Rispetto al presente e al futuro di Gaza, l'incognita più grande è legata alla reale possibilità per la comunità internazionale di partecipare alla ricostruzione. La riuscita non dipenderà solo dai modelli di sviluppo proposti (come il controverso progetto "Gaza Riviera" svelato dal Washington Post), ma soprattutto da complesse decisioni politiche. Si dovrà stabilire chi potrà operare e con quali modalità.  

Il successo dipenderà dall'equilibrio tra la volontà delle autorità palestinesi (con la fondamentale e ancora aperta questione del ruolo di Hamas) e le effettive concessioni di Israele, bilanciate dagli interessi degli Stati Uniti. Sebbene Trump abbia già annunciato un piano di sviluppo che include dazi più bassi per gli investitori, il quadro politico e logistico resta, al momento, estremamente complesso. 

Da parte sua l'Italia si dichiara pronta a dare il proprio contributo, come espresso dalle parole della premier Giorgia Meloni: “Se ci verrà chiesto un contributo, siamo ovviamente pronti a stare in prima linea. Il lavoro è molto lungo, dovrà coinvolgere anche noi e la comunità internazionale”. 

Le dichiarazioni del ministro degli Esteri Antonio Tajani aggiungono dettagli sul piano operativo: “L'Italia è pronta a fare la sua parte per consolidare il cessate il fuoco, per fare arrivare nuovi aiuti umanitari e per partecipare alla ricostruzione di Gaza. Siamo pronti anche a inviare militari in caso di creazione di una forza internazionale di pace per riunificare la Palestina”. 

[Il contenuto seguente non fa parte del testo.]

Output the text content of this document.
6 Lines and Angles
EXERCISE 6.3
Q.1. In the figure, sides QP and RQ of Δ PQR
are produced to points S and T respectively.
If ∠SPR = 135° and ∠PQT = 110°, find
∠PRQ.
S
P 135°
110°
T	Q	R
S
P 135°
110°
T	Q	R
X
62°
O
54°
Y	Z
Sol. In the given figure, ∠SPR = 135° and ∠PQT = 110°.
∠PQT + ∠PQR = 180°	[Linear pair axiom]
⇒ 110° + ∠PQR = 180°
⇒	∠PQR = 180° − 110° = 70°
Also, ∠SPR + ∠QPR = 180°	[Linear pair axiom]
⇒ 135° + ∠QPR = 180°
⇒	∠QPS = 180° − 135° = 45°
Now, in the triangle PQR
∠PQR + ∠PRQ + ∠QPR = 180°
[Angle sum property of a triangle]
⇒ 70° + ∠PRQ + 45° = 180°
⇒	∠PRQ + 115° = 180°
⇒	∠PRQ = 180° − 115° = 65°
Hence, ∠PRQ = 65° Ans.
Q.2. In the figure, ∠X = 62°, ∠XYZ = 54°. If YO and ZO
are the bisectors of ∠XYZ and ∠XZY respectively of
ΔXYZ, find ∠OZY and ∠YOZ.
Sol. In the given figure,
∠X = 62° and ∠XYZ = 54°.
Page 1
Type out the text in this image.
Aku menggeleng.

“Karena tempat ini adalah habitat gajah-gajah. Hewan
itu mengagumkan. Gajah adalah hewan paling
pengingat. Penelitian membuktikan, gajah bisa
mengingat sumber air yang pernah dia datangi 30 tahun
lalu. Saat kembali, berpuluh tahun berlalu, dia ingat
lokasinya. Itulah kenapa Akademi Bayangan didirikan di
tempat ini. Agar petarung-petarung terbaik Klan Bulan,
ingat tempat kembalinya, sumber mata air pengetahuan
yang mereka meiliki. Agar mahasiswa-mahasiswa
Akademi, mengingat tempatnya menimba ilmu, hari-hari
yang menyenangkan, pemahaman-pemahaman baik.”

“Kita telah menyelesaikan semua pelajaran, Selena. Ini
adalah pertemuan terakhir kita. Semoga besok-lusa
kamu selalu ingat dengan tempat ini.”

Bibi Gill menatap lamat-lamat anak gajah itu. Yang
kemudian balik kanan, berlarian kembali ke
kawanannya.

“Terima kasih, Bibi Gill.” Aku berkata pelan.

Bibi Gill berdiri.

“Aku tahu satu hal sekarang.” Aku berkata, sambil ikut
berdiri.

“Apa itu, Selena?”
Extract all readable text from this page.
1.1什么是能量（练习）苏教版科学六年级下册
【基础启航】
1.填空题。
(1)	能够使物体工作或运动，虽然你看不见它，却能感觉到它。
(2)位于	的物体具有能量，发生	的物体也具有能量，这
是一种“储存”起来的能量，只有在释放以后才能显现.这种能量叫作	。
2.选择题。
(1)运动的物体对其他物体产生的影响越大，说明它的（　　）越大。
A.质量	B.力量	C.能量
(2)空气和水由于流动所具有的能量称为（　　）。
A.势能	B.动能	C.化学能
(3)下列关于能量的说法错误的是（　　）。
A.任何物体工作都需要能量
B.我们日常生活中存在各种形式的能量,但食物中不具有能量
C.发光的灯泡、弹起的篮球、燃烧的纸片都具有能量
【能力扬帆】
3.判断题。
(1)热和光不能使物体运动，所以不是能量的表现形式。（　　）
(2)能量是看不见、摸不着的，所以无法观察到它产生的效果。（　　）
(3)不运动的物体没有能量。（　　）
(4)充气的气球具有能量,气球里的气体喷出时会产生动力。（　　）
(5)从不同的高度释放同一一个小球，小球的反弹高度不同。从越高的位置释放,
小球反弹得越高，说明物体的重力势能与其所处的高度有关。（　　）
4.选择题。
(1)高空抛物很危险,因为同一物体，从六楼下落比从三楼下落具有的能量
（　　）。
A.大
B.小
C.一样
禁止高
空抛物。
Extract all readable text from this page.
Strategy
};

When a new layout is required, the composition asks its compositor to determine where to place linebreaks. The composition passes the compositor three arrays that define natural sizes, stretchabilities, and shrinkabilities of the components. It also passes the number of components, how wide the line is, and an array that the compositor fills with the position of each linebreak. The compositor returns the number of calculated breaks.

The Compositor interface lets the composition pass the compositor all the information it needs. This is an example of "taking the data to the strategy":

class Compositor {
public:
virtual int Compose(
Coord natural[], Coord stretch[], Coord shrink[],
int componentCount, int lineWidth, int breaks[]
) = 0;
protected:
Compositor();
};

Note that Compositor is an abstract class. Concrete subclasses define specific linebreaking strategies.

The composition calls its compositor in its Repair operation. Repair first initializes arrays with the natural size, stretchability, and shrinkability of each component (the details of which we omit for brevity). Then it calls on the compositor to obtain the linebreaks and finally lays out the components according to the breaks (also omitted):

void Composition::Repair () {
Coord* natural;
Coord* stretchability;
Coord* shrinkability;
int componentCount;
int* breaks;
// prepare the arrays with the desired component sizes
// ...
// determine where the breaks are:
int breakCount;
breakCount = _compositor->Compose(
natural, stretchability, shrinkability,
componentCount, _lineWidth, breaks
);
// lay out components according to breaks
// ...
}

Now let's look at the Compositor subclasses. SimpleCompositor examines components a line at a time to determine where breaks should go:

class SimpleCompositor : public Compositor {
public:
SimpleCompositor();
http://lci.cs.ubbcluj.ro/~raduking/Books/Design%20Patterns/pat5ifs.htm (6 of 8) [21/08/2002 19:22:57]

Le condizioni perché tutto questo avvenga sono però ancora tutte da definire. La stessa premier Meloni considera passaggi chiave il disarmo di Hamas (che non dovrà avere alcun ruolo), lo stop agli insediamenti in Cisgiordania, e un percorso di riforma per l'Autorità Nazionale Palestinese. 

La strada, in estrema sintesi, è solo all'inizio. E per poter parlare di una effettiva ricostruzione di Gaza devono maturare condizioni che ancora non ci sono.